Azobenzenes for the development of therapeutics

Abstract

Azobenzenes are photochromic molecules, commonly utilised for their ability to undergo light-mediated isomerisation. This unique property enables them to modulate biological systems upon their incorporation. Chapter 1 explores the utilisation of azobenzenes for peptide stapling, that has gained notable interest for therapeutic applications. However, many reported methodologies rely on the use of tissue-damaging UV light. Recent approaches that minimise the dependence on UV light have been successful at adjusting peptide conformation but fell short in achieving a significant modulation of the biological activity between the peptide isomer forms. Our work describes the development of novel azobenzene systems primed for peptide stapling via cysteine-SNAr.
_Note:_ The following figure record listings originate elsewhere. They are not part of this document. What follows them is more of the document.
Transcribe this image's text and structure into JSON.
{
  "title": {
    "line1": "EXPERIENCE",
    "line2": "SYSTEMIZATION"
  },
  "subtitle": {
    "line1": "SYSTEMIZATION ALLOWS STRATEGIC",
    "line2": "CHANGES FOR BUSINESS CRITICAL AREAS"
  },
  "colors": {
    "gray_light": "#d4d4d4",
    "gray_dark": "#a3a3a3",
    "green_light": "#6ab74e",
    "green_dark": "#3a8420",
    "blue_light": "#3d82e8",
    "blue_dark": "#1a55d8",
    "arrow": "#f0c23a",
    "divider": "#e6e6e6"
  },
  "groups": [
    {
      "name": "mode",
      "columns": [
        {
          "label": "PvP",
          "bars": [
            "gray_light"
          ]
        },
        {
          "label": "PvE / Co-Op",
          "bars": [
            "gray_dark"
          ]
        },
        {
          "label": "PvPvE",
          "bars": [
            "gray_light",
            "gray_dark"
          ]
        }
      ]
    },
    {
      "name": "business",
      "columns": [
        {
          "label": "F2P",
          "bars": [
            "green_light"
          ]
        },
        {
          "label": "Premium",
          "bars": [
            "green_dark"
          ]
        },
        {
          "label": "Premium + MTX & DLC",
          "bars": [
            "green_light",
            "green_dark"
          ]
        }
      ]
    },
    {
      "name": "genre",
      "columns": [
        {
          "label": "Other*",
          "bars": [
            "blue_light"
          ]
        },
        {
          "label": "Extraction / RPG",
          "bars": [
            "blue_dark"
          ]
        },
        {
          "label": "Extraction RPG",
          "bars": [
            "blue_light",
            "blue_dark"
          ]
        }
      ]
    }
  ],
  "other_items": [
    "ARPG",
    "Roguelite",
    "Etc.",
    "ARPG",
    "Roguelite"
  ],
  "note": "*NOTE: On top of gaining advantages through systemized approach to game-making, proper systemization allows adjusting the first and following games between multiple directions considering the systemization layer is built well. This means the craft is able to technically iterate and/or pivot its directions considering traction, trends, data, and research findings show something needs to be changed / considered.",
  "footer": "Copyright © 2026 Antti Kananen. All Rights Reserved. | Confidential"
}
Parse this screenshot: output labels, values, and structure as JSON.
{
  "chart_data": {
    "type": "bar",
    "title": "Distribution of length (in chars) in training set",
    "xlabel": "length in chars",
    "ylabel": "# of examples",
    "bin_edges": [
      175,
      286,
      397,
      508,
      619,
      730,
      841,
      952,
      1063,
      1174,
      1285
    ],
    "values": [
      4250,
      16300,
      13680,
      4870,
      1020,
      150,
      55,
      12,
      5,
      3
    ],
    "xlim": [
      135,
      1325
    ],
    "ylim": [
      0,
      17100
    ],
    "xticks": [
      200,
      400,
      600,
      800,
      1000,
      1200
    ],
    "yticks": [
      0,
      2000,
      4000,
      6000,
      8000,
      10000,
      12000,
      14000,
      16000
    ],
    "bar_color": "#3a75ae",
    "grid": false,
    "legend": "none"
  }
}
Specifically, a tetra-ortho-chloro azobenzene motif that can undergo bi-directional visible- light mediated isomerisation. As a proof-of-concept, we employed this newly developed peptide stapling methodology to target the disruption of p53/MDM2 protein-protein interaction. Through competitive fluorescence polarisation, a substantial discrepancy in binding affinity was observed between each isomer for the p53-interacting domain of human MDM2. Chapter 2 explores the applicability of azobenzenes for the development of antibody-drug conjugates (ADCs), a rapidly growing class of targeted cancer therapeutics. Previous reports have shown that ortho-methoxy azobenzenes undergo reductive cleavage in reducing environments, making them ideal candidates for the development of novel GSH-cleavable ADCs, responsive to elevated GSH levels present in the tumour microenvironment. Currently, such ADCs exclusively rely on reducible disulfides, that often suffer from instability in circulation. Our initial work describes the development of a model azobenzene-fluorophore system that readily undergoes selective release of the probe at elevated GSH levels but remains stable at low GSH levels and absence of GSH. Subsequent incorporation of the azobenzene motif, bearing a cytotoxic payload, into an anti-HER2 trastuzumab antibody afforded a novel GSH-cleavable ADC that demonstrated selectivity towards HER2-positive cell lines, with a wide therapeutic window.